This is the first in a series of posts I'll be writing about what sustainability means in the context of coffee, the environment, and our business. We've come a long way in 5 years and it's nice to know that many people in our community think of us as a sustainable roaster, but often I find our efforts, reasons, and decisions are untold.
Indeed, we now live in a world where the green agenda is at the forefront of our minds and (sometimes) dangerously at the forefront of many marketing strategies. Empty promises and hollow words can easily be confused with those that are genuine, whilst some of the 'solutions' create new problems. Often, it's not as easy as it seems.
So, the aim of this series is to provide some clarity on matters that we think are important and all our customers should know about. Things that affect our business and that we've spent a considerable amount of time researching & discussing. There are many aspects and they all feed into a giant, evolving continuum of Yallah sustainability.
Over the course of 2020, we'll be diving knee-deep into the subcategories outlined below. Strap in folks, we're about to get into it.
Areas of Focus
Specialty Coffee // what is it and whos benefiting? what does it mean to us?
Growing // farming techniques, processing, regenerative agriculture, environment, disease and areas of concern for the future
Financial // Fiscal stability, terminology, commodity market, debt management
Emissions // Growing, shipping, roasting. The industry as a whole.
Roasting // Process, innovation, issues, and responsibilities
Packaging // Choices, life cycle, innovation, issues, and responsibilities.
Waste // Landfill diversion, organic compounds, and circular economy
Responsibility // Goals and targets
Intro to us
To get us going, we'll start with us.
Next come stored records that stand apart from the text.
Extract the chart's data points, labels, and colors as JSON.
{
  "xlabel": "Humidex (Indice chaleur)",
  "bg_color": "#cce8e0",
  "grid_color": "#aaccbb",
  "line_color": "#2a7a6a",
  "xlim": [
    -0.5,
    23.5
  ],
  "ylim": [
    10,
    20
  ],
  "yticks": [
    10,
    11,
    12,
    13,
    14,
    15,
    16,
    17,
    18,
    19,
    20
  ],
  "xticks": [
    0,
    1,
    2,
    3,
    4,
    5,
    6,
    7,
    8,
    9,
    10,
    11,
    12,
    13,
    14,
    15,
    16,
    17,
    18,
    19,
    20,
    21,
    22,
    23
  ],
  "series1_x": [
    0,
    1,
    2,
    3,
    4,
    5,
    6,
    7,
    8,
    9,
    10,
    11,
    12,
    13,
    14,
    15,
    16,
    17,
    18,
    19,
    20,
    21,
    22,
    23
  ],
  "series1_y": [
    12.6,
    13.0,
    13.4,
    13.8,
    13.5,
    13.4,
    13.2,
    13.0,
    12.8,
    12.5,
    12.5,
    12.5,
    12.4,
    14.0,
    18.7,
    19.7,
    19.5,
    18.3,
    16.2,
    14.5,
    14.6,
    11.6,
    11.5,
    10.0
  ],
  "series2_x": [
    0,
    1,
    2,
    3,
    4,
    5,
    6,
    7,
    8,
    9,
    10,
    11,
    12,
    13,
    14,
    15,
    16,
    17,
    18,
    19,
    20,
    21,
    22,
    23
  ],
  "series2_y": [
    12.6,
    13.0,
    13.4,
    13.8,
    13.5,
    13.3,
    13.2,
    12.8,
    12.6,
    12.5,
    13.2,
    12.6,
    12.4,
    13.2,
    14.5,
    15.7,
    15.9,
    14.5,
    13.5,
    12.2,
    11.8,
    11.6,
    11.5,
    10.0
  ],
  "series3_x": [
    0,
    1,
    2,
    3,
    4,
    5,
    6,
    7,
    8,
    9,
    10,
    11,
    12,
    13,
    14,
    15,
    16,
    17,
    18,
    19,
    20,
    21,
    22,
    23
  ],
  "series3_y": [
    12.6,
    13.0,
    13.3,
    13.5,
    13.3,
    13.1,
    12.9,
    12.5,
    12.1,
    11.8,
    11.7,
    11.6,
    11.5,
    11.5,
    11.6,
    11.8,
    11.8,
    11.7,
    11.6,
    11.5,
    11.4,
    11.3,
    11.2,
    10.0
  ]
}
We roast and sell really tasty coffee. That's essentially the basis of what we do and why every person in this business got into it. Coffee is an extraordinarily interesting product that captures our interest on many levels; taste, process, agriculture, economics, environmental to name a few. Most of our business is wholesale, so we provide coffee but we also provide barista training, cafe consultancy, equipment, and servicing. The retail side of the business (through our website and cafe) is also really important to us and gives more freedom to buy a variety of coffees and showcase products we think are great.
You could say, our focus is considering all of the points above, making informed decisions about how we buy and sell coffee, based on what you believe from the people you meet and books you read. Each action, each direction has the ability to make a meaningful contribution towards becoming a 'better business'. Our vision of being a progressive and sustainable company combines all of the above, along with involvement with our local community and the wider industry.
So far, I'm extremely proud to have got to where we are. Yallah started with 1 person, a rusty 3kg roaster from the 1950s and no money. Now, we're a team of 6 roasting 2 tonnes a month. We unofficially carbon offset our emissions, direct trade around 50% of our coffee, train young people with additional learning needs and help connect them with potential employers and work placements, plus we run a company set up to benefit our employees (this year we're running our first profit share with staff). 2020 also sees us working towards converting our new roaster to electricity that's generated on the farm. It's all pretty exciting stuff.
So that's where we're at in a nutshell. Next post we'll be delving a little deeper. What does specialty actually mean?
The United Nations Sustainable Development Goals are a useful framework that I'll be referencing throughout these blogs.